Patterson, Grenny, McMillan & Switzler (2012) in Crucial Conversations: Tools for Talking When the Stakes Are High give insight as to why we are at our worst when it matters the most.


  1. Our Design. Emotions don’t exactly prepare us to converse effectively. Imagine someone says something you disagree with about a topic that matters a great deal to you. The hairs on the back of your neck start to stand and adrenaline gets pumped into the bloodstream. Alarms are going off in your mind. Your body is preparing to deal with an attack from some threat.
  2. We’re Under Pressure. Most often, crucial conversations are spontaneous and come out of nowhere. And since your caught by surprise, you’re forced to react in the moment-no books, no coaches and certainly no breaks while a team of therapists runs to your aid. What you do have, is your adrenaline preparing for fight or flight.
  3. We’re Stumped. Often in those crucial conversations, we’re making it up as we go along. We have not seen enough real-life models of effective communication skills. Therefore, we piece together words and catch-phrases, trying to create positive momentum. The reality is it's a challenge when our emotions trump our rationale mind.
  4. We Act In Self-Defeating Ways. In our adrenaline induced state, the strategies we choose for dealing with the conversation may actually become our own worst enemy and keep us from getting the desired results we want. Often, we can get into a push and pull mentality that has the opposite effect of what we are trying to accomplish.
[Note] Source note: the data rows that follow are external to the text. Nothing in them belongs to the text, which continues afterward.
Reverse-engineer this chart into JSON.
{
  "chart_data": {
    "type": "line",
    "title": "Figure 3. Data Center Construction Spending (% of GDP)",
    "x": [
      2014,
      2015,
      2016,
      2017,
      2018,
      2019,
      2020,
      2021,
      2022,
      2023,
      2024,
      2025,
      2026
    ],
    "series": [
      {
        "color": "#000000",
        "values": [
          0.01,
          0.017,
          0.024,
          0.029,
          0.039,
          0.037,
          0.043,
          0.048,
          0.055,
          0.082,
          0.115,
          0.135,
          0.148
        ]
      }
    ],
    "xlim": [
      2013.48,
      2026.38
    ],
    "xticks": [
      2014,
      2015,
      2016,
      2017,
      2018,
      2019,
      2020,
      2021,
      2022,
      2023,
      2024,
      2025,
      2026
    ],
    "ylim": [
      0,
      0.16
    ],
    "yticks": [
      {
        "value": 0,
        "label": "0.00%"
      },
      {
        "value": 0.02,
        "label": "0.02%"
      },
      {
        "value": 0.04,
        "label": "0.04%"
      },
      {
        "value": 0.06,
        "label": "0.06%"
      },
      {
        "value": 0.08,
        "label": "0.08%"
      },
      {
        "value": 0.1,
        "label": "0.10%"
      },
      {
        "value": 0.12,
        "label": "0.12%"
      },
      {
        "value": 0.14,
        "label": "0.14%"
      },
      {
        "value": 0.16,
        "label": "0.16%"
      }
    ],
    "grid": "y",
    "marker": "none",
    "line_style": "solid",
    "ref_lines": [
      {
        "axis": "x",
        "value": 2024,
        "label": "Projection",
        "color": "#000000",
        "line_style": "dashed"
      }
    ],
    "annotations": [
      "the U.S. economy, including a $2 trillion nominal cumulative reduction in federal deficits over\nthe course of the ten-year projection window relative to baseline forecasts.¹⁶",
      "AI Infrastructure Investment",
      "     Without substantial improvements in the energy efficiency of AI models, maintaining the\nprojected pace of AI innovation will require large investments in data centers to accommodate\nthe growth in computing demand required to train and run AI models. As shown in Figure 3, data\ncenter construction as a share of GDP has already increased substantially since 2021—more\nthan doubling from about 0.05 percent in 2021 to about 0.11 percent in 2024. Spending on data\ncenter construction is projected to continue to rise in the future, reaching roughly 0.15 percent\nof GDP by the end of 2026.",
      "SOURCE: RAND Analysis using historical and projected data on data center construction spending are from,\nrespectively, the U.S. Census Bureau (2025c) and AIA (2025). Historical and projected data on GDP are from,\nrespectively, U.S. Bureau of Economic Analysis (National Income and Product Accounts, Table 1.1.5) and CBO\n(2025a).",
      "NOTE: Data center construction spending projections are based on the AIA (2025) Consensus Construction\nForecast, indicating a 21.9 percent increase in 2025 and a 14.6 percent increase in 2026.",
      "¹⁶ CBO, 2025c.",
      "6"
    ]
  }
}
For instance, we “nag” another person thinking that will inspire action. However, it generally has the opposite effect.  

What Can We Do?

At the heart of almost all problems in organizations, teams and relationships lie crucial conversations we’re either not holding or not holding well. The effects of these conversations (or lack of them) can be both devastating and far reaching. However, we can become skilled conversationalists when the stakes are high, opinions vary and emotions run strong. We need to develop the tools to make it safe for us (and the other person(s) to discuss issues and come to a shared understanding.  The key: genuine and authentic dialogue!

 

Dialogue

Saying the key to mastering crucial conversations is dialogue doesn’t really give us much insight as we all dialogue daily. However, the key to the dialogue is the free flow of relevant information where people are openly and honestly expressing their opinions and sharing their feelings. In the upcoming newsletter, we’ll explain some keys to mastering the dialogue within the conversation. In the meantime, think of your own important relationships:


  • Are there a few crucial conversations that you’re currently avoiding or handling poorly?
  • Do you walk away from some issues only to come charging back at others?
  • Do you hold in ugly opinions only to have them tumble out as sarcastic remarks or cheap shots?
  • When it matters most, are you on your best behavior or your worst behavior?
  • What’s more important: being right or the right relationship?